We went off to the Lexington Human Shelter in February and spent several hours visiting with the kitties. While I was blithely going from cabana to cabana, assessing, and scritching heads, Steve hadn't moved much. He was squatting behind the door and a black and white paw was holding his finger through the bars. He was smitten. We took "Baby" out and brought her to the meet and greet room, where she prowled around, growling at the smells of stress in the room. This made us a little nervous, but when picked up, this squat little cow kitty would purr like her ship had come in. Well, it had, really. We tried a few others in meet and greet and they didn't stand up to the cow kitty's charm and curiosity. We decided the growling was from fear and overstimulation and adopted her. On the way home, we brainstormed names and Steve came up with "Gladys," which nearly caused me to crash the car, I was laughing so hard.

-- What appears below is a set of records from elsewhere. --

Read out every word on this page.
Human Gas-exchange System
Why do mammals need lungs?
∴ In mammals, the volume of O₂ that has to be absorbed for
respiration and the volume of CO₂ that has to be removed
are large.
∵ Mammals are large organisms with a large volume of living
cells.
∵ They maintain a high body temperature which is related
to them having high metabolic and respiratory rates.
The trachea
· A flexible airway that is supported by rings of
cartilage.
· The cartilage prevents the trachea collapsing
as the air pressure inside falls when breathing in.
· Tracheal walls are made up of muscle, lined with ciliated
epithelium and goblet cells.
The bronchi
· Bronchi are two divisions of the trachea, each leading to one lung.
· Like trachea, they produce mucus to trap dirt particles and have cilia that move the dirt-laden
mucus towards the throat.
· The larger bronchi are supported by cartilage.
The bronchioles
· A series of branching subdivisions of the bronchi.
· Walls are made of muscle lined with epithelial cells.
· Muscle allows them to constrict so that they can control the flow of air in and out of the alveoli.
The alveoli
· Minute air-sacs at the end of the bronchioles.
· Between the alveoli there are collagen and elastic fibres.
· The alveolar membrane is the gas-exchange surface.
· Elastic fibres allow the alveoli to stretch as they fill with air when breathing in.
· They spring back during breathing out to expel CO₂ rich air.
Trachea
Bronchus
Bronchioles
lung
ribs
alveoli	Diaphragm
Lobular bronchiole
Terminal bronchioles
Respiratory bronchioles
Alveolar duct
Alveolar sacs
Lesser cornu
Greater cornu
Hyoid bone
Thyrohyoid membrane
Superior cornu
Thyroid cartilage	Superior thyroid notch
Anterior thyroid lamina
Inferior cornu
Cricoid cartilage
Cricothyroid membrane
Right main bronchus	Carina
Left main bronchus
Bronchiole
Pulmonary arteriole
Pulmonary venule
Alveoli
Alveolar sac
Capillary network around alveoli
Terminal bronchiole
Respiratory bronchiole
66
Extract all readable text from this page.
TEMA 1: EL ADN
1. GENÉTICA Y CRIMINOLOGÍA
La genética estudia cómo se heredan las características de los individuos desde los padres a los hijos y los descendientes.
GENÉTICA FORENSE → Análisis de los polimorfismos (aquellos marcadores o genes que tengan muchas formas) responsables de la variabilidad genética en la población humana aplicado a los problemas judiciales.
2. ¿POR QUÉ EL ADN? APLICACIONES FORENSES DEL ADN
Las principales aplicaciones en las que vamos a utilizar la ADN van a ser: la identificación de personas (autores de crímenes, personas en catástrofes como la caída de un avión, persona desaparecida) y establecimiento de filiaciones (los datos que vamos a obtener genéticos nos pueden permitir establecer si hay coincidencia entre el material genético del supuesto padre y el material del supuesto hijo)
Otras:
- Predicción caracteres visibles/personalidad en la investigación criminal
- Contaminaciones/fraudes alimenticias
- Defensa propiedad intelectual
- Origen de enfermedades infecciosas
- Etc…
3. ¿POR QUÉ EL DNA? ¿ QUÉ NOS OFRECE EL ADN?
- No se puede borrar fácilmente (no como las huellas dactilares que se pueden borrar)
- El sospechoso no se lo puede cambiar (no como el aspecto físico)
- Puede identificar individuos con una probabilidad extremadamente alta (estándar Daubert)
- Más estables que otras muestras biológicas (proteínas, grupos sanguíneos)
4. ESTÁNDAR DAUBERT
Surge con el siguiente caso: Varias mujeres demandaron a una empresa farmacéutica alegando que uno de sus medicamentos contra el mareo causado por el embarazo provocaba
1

Gladys she became! She was so sweet and quiet on the way home: we were loath to leave her for a dinner outing with Steve's colleagues, but thought it was a nice 3-hour block of time she could use to adjust to her new home. This is the video we took when we returned and she came out from under the bed:
You can often find her in our dining room on the "Praise Chair." She favors the chairs in our apartment that have woven bottoms, for traction and warmth, I think. Also, like Mike Sturdevant's cat, she enjoys surveying meal times, not begging, just being part of the proceedings. When we started giving her cat treats, she would get in her chair to receive them. Soon we decided to train her to stand on her hind legs before getting a treat, and that evolved into a kind of "shell game" like those you'd see at a 19th century fair. Mostly, she gets it right these days. Her tail puffs wildly with excitement when this happens.
All told, she's the softest, funniest, smartest cat either one of us have ever had, and her affectionate nature makes her a delight. If only she'd stop raiding our bar.